About SIMBA

SIMBA ( SIngle-cell eMBedding Along with features) is a graph embedding method that jointly embeds single cells and their defining features, such as genes, chromatin accessible regions, and DNA sequences into a common latent space. SIMBA explicitly learns low-dimensional representations of cells and features, and implicitly enables the possibility of clustering-free marker discovery, batch effect removal and multi-omics integration. Importantly, SIMBA introduces several crucial procedures including Softmax transformation, weight decay for controlling overfitting, and entity-type constraints to generate comparable embeddings (co-embeddings) of cells and features and to address unique challenges in single-cell data.

SIMBA first encodes different types of entities such as cells, genes, open chromatin regions (peaks or bins), transcription factor (TF) motifs, and k-mers (short sequences of a specific length, k), into a single graph, where each node represents an individual entity and edges indicate relations between entities. Unlike existing methods that primarily focus on learning cell states, SIMBA treats both cells and features as equal nodes in the same graph.

In SIMBA, edges may be added in two ways: 1) measured experimentally; 2) inferred computationally. For edges that are measured experimentally, each cell-feature edge corresponds to a single-cell measurement (e.g., the expression value of a gene or a chromatin-accessible peak observed in a cell). For example, if a gene is expressed in a cell, an edge is created between the gene and cell. The weight of this edge is determined by the gene expression level. Similarly, an edge is added between a cell and a chromatin region if the region is open in this cell. Edges are also allowed between different features to capture and model the underlying regulatory mechanisms. For example, an edge between a chromatin region and a TF-motif (or k-mer) captures the notion that a TF may bind to a regulatory region containing a specific DNA sequence. For edges that cannot be directly measured, they are inferred computationally by summarizing features of the same or different types. Each edge between cells of different batches or modalities indicates the cellular functional or structural similarity.
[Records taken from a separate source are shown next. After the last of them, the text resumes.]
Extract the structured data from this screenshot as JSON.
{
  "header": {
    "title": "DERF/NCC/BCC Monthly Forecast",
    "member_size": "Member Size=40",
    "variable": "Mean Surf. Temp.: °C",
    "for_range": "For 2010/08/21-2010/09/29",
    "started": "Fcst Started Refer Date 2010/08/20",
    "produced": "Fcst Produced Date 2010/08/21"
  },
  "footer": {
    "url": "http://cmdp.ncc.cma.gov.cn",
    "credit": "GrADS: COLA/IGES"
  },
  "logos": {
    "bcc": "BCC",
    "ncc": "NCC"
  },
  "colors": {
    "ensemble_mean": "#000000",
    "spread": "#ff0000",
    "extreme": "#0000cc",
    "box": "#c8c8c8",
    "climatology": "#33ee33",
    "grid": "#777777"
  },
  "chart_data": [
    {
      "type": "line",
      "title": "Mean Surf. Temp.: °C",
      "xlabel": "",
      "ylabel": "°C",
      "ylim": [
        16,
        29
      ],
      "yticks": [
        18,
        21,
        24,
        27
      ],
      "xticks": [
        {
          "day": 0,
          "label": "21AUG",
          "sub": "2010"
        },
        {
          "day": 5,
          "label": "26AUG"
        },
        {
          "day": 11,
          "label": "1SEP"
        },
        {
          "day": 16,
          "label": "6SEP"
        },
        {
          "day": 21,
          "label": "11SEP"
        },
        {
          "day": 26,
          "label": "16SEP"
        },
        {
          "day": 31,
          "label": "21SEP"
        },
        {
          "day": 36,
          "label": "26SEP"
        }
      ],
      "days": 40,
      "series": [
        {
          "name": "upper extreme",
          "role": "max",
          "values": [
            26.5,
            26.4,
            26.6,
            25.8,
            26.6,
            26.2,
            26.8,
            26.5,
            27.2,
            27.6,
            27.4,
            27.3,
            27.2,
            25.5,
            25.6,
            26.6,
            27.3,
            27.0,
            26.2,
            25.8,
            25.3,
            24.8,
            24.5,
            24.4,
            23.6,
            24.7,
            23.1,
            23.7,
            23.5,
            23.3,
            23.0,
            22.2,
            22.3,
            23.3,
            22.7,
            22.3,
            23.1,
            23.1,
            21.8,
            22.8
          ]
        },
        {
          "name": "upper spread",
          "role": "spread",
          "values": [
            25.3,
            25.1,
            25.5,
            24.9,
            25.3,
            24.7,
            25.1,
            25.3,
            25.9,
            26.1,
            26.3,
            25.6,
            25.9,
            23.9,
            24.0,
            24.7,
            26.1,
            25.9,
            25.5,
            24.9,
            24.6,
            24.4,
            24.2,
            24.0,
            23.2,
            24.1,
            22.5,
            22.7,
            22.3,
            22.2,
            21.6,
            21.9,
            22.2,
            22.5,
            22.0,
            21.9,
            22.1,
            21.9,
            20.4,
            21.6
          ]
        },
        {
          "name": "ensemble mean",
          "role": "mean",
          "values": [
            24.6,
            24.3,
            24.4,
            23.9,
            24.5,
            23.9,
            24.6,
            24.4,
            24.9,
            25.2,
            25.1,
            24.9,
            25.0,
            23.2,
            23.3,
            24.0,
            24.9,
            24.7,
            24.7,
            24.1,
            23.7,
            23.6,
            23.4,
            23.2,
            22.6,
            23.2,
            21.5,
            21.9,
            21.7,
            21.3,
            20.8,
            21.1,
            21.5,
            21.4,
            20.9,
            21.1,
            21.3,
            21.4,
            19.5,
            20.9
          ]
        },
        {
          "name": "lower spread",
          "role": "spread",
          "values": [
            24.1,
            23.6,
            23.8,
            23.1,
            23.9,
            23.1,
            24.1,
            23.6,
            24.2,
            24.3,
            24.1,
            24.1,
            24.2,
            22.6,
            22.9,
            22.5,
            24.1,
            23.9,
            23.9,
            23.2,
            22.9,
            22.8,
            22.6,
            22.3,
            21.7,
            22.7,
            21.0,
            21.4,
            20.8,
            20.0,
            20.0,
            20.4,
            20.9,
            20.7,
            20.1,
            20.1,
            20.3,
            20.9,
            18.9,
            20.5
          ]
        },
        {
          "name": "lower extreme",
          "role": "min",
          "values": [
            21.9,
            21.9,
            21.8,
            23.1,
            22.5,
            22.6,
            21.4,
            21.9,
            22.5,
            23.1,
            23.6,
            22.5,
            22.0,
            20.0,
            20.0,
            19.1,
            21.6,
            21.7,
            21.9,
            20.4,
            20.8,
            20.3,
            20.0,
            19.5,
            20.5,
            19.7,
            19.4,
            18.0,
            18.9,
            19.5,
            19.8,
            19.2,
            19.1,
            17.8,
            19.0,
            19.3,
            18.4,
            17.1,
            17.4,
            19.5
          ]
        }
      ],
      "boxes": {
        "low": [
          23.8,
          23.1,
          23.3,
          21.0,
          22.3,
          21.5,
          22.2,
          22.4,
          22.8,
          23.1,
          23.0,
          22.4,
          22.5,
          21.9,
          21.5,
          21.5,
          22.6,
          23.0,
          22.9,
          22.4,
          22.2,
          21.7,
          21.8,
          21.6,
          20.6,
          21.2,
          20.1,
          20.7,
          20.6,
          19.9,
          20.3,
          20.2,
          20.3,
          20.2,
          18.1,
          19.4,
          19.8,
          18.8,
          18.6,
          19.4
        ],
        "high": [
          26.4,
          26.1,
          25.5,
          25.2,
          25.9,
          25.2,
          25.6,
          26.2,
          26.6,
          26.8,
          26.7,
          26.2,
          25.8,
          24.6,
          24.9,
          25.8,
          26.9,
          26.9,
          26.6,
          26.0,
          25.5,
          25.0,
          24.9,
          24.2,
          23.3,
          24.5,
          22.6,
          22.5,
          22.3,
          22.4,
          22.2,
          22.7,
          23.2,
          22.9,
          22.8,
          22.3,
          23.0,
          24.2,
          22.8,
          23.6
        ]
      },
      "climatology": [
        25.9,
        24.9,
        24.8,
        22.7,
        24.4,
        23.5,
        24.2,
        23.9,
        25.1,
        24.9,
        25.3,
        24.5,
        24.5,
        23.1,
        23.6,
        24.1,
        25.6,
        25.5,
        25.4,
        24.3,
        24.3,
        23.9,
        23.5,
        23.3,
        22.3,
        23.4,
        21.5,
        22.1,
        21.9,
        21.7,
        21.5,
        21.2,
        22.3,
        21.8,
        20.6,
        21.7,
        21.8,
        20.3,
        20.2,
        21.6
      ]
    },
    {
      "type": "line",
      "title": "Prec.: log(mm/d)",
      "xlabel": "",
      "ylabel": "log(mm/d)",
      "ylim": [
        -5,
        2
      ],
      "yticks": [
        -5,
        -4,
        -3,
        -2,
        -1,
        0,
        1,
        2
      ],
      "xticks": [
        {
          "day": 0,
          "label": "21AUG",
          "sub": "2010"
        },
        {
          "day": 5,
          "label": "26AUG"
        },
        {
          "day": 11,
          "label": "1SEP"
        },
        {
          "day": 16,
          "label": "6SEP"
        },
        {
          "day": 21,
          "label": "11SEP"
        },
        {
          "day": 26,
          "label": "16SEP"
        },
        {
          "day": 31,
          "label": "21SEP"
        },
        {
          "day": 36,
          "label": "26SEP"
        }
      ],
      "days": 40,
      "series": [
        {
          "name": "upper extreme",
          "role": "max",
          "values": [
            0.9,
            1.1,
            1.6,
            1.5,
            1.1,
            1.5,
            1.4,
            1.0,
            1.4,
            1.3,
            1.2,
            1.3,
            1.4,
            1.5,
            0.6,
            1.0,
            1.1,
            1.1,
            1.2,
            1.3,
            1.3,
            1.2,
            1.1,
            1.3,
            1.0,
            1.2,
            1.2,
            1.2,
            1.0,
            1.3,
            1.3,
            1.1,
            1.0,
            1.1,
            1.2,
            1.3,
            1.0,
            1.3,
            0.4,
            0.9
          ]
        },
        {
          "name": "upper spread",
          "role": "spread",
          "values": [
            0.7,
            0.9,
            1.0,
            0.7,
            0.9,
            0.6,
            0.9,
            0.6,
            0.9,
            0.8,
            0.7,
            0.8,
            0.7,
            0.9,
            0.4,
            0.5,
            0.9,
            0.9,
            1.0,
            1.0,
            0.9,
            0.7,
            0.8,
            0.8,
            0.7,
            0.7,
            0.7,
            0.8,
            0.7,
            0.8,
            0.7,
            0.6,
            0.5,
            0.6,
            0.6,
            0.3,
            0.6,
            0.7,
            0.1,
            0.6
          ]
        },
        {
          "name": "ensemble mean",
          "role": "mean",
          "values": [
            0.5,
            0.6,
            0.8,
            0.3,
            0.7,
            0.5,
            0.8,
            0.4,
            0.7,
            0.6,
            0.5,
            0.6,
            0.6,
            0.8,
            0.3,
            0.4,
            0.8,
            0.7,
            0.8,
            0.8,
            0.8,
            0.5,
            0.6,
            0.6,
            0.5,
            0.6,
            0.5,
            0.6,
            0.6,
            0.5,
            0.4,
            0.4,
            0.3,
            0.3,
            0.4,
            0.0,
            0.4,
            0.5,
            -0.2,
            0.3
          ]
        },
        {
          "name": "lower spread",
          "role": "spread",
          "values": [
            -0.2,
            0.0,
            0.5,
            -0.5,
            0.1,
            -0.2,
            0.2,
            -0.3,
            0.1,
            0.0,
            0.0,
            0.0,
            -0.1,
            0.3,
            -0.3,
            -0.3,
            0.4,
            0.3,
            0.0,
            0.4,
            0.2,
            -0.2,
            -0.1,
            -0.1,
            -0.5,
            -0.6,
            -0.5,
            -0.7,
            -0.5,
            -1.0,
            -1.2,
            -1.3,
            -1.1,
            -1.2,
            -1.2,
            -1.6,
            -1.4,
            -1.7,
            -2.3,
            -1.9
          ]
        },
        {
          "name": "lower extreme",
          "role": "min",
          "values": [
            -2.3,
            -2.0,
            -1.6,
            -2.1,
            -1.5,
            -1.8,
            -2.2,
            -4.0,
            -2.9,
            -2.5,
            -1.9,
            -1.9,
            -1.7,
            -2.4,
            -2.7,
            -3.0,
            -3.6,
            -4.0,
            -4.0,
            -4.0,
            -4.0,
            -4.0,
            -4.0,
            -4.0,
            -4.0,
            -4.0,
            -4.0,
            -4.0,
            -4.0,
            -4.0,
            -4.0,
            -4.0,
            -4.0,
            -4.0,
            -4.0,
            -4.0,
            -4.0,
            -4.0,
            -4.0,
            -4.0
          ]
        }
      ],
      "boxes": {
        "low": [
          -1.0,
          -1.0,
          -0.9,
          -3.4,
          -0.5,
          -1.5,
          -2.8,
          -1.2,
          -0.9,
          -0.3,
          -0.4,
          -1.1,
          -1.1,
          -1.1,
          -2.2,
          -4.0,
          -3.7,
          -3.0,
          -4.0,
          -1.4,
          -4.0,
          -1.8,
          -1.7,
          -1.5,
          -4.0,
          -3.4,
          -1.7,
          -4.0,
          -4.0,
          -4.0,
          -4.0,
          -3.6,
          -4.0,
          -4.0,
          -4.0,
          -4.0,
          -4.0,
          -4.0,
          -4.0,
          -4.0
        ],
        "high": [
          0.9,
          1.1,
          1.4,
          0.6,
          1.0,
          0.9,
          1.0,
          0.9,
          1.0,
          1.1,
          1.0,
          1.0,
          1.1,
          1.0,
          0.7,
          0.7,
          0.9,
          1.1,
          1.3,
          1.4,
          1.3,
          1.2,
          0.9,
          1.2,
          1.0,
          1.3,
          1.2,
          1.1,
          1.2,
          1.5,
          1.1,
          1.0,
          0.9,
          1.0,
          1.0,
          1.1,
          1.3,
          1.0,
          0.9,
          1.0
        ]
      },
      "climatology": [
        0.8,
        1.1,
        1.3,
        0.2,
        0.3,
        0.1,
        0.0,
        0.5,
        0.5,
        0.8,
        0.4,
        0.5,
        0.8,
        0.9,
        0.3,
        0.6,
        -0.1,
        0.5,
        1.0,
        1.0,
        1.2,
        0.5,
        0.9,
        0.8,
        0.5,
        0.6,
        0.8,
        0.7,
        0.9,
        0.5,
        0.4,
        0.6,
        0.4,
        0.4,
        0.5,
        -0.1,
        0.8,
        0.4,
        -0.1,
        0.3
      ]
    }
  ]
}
Once the input graph is constructed, SIMBA applies a multi-entity graph embedding algorithm as well as a Softmax-based transformation to embed the nodes/entities into a common low-dimensional space wherein cells and features are comparable and can be analyzed based on their distance. Graph construction is inherently flexible, enabling SIMBA to be applied to a wide variety of single-cell tasks.

Overall, SIMBA is versatile and can accommodate features of various domains as long as they can be encoded into a connected graph. It can readily extend to new single-cell modalities and tasks. SIMBA provides a single generalizable framework that allows diverse single-cell problems to be formulated in a unified way and thus simplifies the development of new analyses and extension to new single-cell modalities.